Start by measuring your Marbella marinade ingredients and putting them in a food storage bag. It is best to slice the green olive and press or mince the garlic.
Then, use a paper towel to pat the chicken thighs dry. Cut off any extra skin that folds around the back of the chicken pieces and place the thighs into the marinade. Seal the bag and massage the marinade into the chicken pieces.
Let the meat sit in the marinade for at least 15 minutes. You can marinade up to overnight, however, if you plan to marinade for more than 30 minutes the chicken should be placed back in the refrigerator until you are ready to cook.
Heat a large skillet on medium heat. Once the pan is hot, remove your chicken pieces from their marinade and let the excess liquid drip off. No need to pat dry! Reserve your Marbella Marinade to make the rice dish and finish the chicken.

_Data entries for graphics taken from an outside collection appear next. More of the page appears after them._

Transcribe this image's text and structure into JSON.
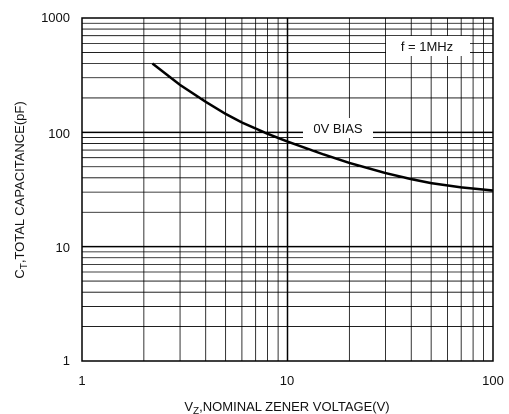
{
  "chart_data": {
    "type": "line",
    "x_scale": "log",
    "y_scale": "log",
    "xlim": [
      1,
      100
    ],
    "ylim": [
      1,
      1000
    ],
    "grid": true,
    "x_ticks": [
      "1",
      "10",
      "100"
    ],
    "y_ticks": [
      "1",
      "10",
      "100",
      "1000"
    ],
    "xlabel": {
      "prefix": "V",
      "sub": "Z",
      "suffix": ",NOMINAL ZENER VOLTAGE(V)"
    },
    "ylabel": {
      "prefix": "C",
      "sub": "T",
      "suffix": ",TOTAL CAPACITANCE(pF)"
    },
    "annotations": [
      "f = 1MHz",
      "0V BIAS"
    ],
    "series": [
      {
        "x": [
          2.2,
          3,
          4,
          5,
          6,
          8,
          10,
          15,
          20,
          30,
          40,
          50,
          70,
          100
        ],
        "y": [
          400,
          260,
          185,
          145,
          122,
          97,
          83,
          64,
          54,
          44,
          39,
          36,
          33,
          31
        ]
      }
    ]
  }
}
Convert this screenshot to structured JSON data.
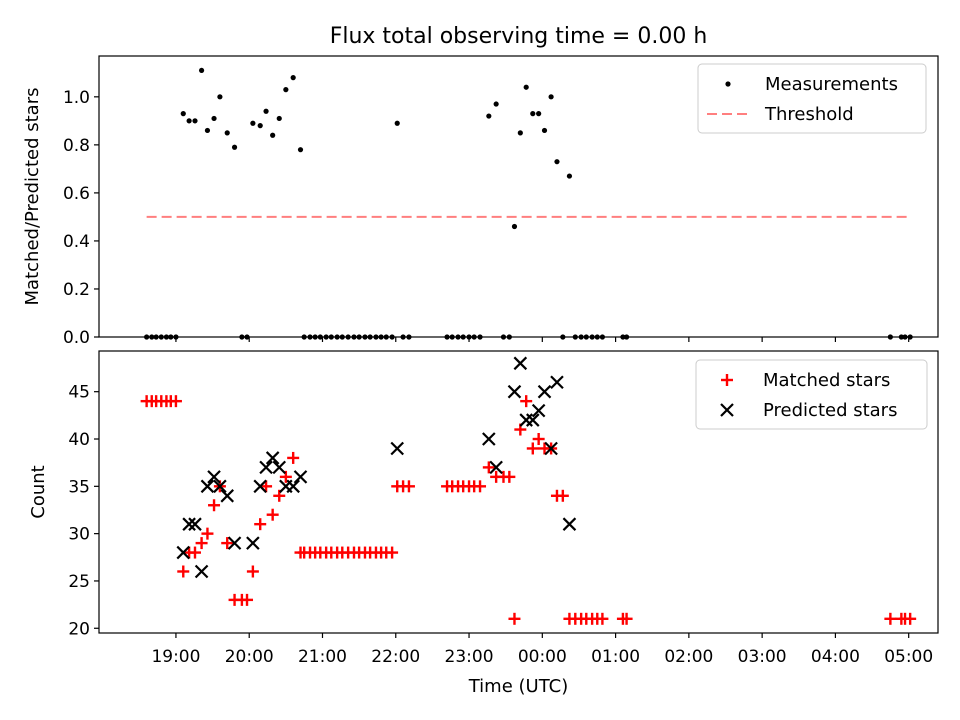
{
  "chart_data": [
    {
      "type": "scatter",
      "title": "Flux total observing time = 0.00 h",
      "xlabel": "",
      "ylabel": "Matched/Predicted stars",
      "xlim_hours": [
        17.95,
        29.4
      ],
      "ylim": [
        0,
        1.17
      ],
      "yticks": [
        0.0,
        0.2,
        0.4,
        0.6,
        0.8,
        1.0
      ],
      "ytick_labels": [
        "0.0",
        "0.2",
        "0.4",
        "0.6",
        "0.8",
        "1.0"
      ],
      "legend": [
        "Measurements",
        "Threshold"
      ],
      "legend_position": "top-right",
      "colors": {
        "measurements": "#000000",
        "threshold": "#ff7f7f"
      },
      "threshold": {
        "value": 0.5,
        "x_start": 18.6,
        "x_end": 29.0
      },
      "series": [
        {
          "name": "Measurements",
          "points": [
            [
              18.6,
              0
            ],
            [
              18.67,
              0
            ],
            [
              18.73,
              0
            ],
            [
              18.8,
              0
            ],
            [
              18.87,
              0
            ],
            [
              18.93,
              0
            ],
            [
              19.0,
              0
            ],
            [
              19.1,
              0.93
            ],
            [
              19.18,
              0.9
            ],
            [
              19.26,
              0.9
            ],
            [
              19.35,
              1.11
            ],
            [
              19.43,
              0.86
            ],
            [
              19.52,
              0.91
            ],
            [
              19.6,
              1.0
            ],
            [
              19.7,
              0.85
            ],
            [
              19.8,
              0.79
            ],
            [
              19.9,
              0
            ],
            [
              19.97,
              0
            ],
            [
              20.05,
              0.89
            ],
            [
              20.15,
              0.88
            ],
            [
              20.23,
              0.94
            ],
            [
              20.32,
              0.84
            ],
            [
              20.41,
              0.91
            ],
            [
              20.5,
              1.03
            ],
            [
              20.6,
              1.08
            ],
            [
              20.7,
              0.78
            ],
            [
              20.75,
              0
            ],
            [
              20.83,
              0
            ],
            [
              20.9,
              0
            ],
            [
              20.97,
              0
            ],
            [
              21.05,
              0
            ],
            [
              21.12,
              0
            ],
            [
              21.2,
              0
            ],
            [
              21.27,
              0
            ],
            [
              21.35,
              0
            ],
            [
              21.43,
              0
            ],
            [
              21.5,
              0
            ],
            [
              21.58,
              0
            ],
            [
              21.65,
              0
            ],
            [
              21.73,
              0
            ],
            [
              21.8,
              0
            ],
            [
              21.87,
              0
            ],
            [
              21.95,
              0
            ],
            [
              22.02,
              0.89
            ],
            [
              22.1,
              0
            ],
            [
              22.18,
              0
            ],
            [
              22.7,
              0
            ],
            [
              22.77,
              0
            ],
            [
              22.85,
              0
            ],
            [
              22.92,
              0
            ],
            [
              23.0,
              0
            ],
            [
              23.07,
              0
            ],
            [
              23.15,
              0
            ],
            [
              23.27,
              0.92
            ],
            [
              23.37,
              0.97
            ],
            [
              23.47,
              0
            ],
            [
              23.55,
              0
            ],
            [
              23.62,
              0.46
            ],
            [
              23.7,
              0.85
            ],
            [
              23.78,
              1.04
            ],
            [
              23.87,
              0.93
            ],
            [
              23.95,
              0.93
            ],
            [
              24.03,
              0.86
            ],
            [
              24.12,
              1.0
            ],
            [
              24.2,
              0.73
            ],
            [
              24.28,
              0
            ],
            [
              24.37,
              0.67
            ],
            [
              24.45,
              0
            ],
            [
              24.53,
              0
            ],
            [
              24.6,
              0
            ],
            [
              24.68,
              0
            ],
            [
              24.75,
              0
            ],
            [
              24.82,
              0
            ],
            [
              25.1,
              0
            ],
            [
              25.15,
              0
            ],
            [
              28.75,
              0
            ],
            [
              28.9,
              0
            ],
            [
              28.95,
              0
            ],
            [
              29.02,
              0
            ]
          ]
        }
      ]
    },
    {
      "type": "scatter",
      "title": "",
      "xlabel": "Time (UTC)",
      "ylabel": "Count",
      "xlim_hours": [
        17.95,
        29.4
      ],
      "ylim": [
        19.5,
        49.3
      ],
      "yticks": [
        20,
        25,
        30,
        35,
        40,
        45
      ],
      "ytick_labels": [
        "20",
        "25",
        "30",
        "35",
        "40",
        "45"
      ],
      "xticks_hours": [
        19,
        20,
        21,
        22,
        23,
        24,
        25,
        26,
        27,
        28,
        29
      ],
      "xtick_labels": [
        "19:00",
        "20:00",
        "21:00",
        "22:00",
        "23:00",
        "00:00",
        "01:00",
        "02:00",
        "03:00",
        "04:00",
        "05:00"
      ],
      "legend": [
        "Matched stars",
        "Predicted stars"
      ],
      "legend_position": "top-right",
      "colors": {
        "matched": "#ff0000",
        "predicted": "#000000"
      },
      "series": [
        {
          "name": "Matched stars",
          "points": [
            [
              18.6,
              44
            ],
            [
              18.67,
              44
            ],
            [
              18.73,
              44
            ],
            [
              18.8,
              44
            ],
            [
              18.87,
              44
            ],
            [
              18.93,
              44
            ],
            [
              19.0,
              44
            ],
            [
              19.1,
              26
            ],
            [
              19.18,
              28
            ],
            [
              19.26,
              28
            ],
            [
              19.35,
              29
            ],
            [
              19.43,
              30
            ],
            [
              19.52,
              33
            ],
            [
              19.6,
              35
            ],
            [
              19.7,
              29
            ],
            [
              19.8,
              23
            ],
            [
              19.9,
              23
            ],
            [
              19.97,
              23
            ],
            [
              20.05,
              26
            ],
            [
              20.15,
              31
            ],
            [
              20.23,
              35
            ],
            [
              20.32,
              32
            ],
            [
              20.41,
              34
            ],
            [
              20.5,
              36
            ],
            [
              20.6,
              38
            ],
            [
              20.7,
              28
            ],
            [
              20.75,
              28
            ],
            [
              20.83,
              28
            ],
            [
              20.9,
              28
            ],
            [
              20.97,
              28
            ],
            [
              21.05,
              28
            ],
            [
              21.12,
              28
            ],
            [
              21.2,
              28
            ],
            [
              21.27,
              28
            ],
            [
              21.35,
              28
            ],
            [
              21.43,
              28
            ],
            [
              21.5,
              28
            ],
            [
              21.58,
              28
            ],
            [
              21.65,
              28
            ],
            [
              21.73,
              28
            ],
            [
              21.8,
              28
            ],
            [
              21.87,
              28
            ],
            [
              21.95,
              28
            ],
            [
              22.02,
              35
            ],
            [
              22.1,
              35
            ],
            [
              22.18,
              35
            ],
            [
              22.7,
              35
            ],
            [
              22.77,
              35
            ],
            [
              22.85,
              35
            ],
            [
              22.92,
              35
            ],
            [
              23.0,
              35
            ],
            [
              23.07,
              35
            ],
            [
              23.15,
              35
            ],
            [
              23.27,
              37
            ],
            [
              23.37,
              36
            ],
            [
              23.47,
              36
            ],
            [
              23.55,
              36
            ],
            [
              23.62,
              21
            ],
            [
              23.7,
              41
            ],
            [
              23.78,
              44
            ],
            [
              23.87,
              39
            ],
            [
              23.95,
              40
            ],
            [
              24.03,
              39
            ],
            [
              24.12,
              39
            ],
            [
              24.2,
              34
            ],
            [
              24.28,
              34
            ],
            [
              24.37,
              21
            ],
            [
              24.45,
              21
            ],
            [
              24.53,
              21
            ],
            [
              24.6,
              21
            ],
            [
              24.68,
              21
            ],
            [
              24.75,
              21
            ],
            [
              24.82,
              21
            ],
            [
              25.1,
              21
            ],
            [
              25.15,
              21
            ],
            [
              28.75,
              21
            ],
            [
              28.9,
              21
            ],
            [
              28.95,
              21
            ],
            [
              29.02,
              21
            ]
          ]
        },
        {
          "name": "Predicted stars",
          "points": [
            [
              19.1,
              28
            ],
            [
              19.18,
              31
            ],
            [
              19.26,
              31
            ],
            [
              19.35,
              26
            ],
            [
              19.43,
              35
            ],
            [
              19.52,
              36
            ],
            [
              19.6,
              35
            ],
            [
              19.7,
              34
            ],
            [
              19.8,
              29
            ],
            [
              20.05,
              29
            ],
            [
              20.15,
              35
            ],
            [
              20.23,
              37
            ],
            [
              20.32,
              38
            ],
            [
              20.41,
              37
            ],
            [
              20.5,
              35
            ],
            [
              20.6,
              35
            ],
            [
              20.7,
              36
            ],
            [
              22.02,
              39
            ],
            [
              23.27,
              40
            ],
            [
              23.37,
              37
            ],
            [
              23.62,
              45
            ],
            [
              23.7,
              48
            ],
            [
              23.78,
              42
            ],
            [
              23.87,
              42
            ],
            [
              23.95,
              43
            ],
            [
              24.03,
              45
            ],
            [
              24.12,
              39
            ],
            [
              24.2,
              46
            ],
            [
              24.37,
              31
            ]
          ]
        }
      ]
    }
  ]
}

Then, place the thighs in the skillet skin side down and let them brown for about seven minutes.
Next, turn the pieces over and brown the underside for about three minutes.
Remove the browned chicken from the skillet and place them on a plate. They will not be fully cooked at this point.

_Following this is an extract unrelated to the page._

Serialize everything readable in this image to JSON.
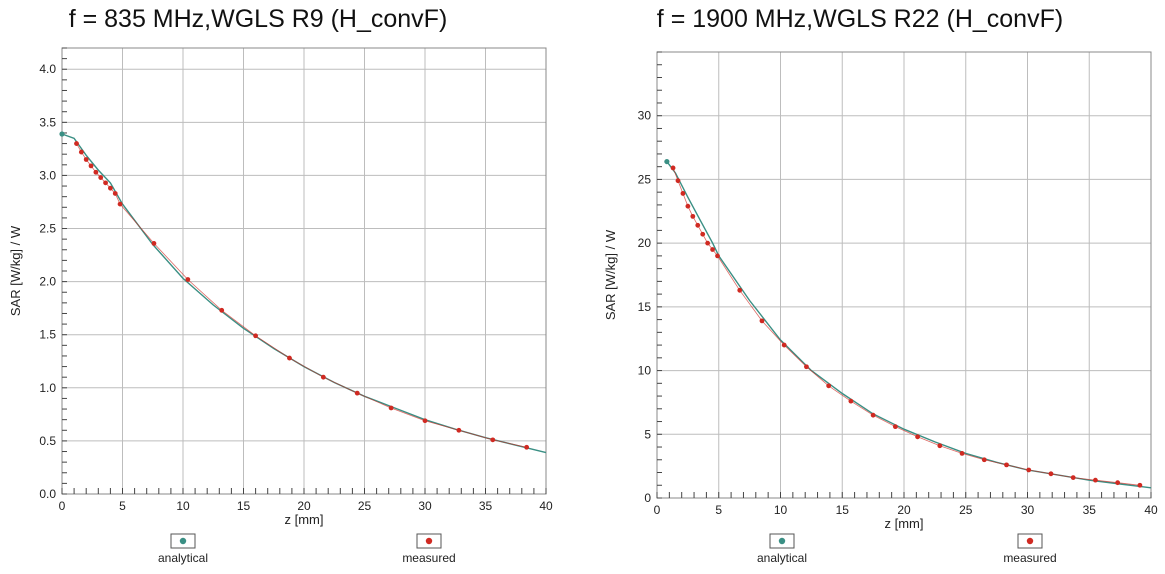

Pour all of the reserve marinade into the skillet. Use a wooden spoon to deglaze the pan and let it come to a simmer for 5 minutes. This will help bring the flavors together and kill any bacteria from the raw chicken.
Next, add one cup of water to the marinade and bring it to a low simmer.
Stir in one cup of long grain white rice.
Then, turn the heat down to low. Place the browned chicken thighs skin side up back into the cooking liquid and rice.
Simmer on very low heat with a lid on for 30 minutes.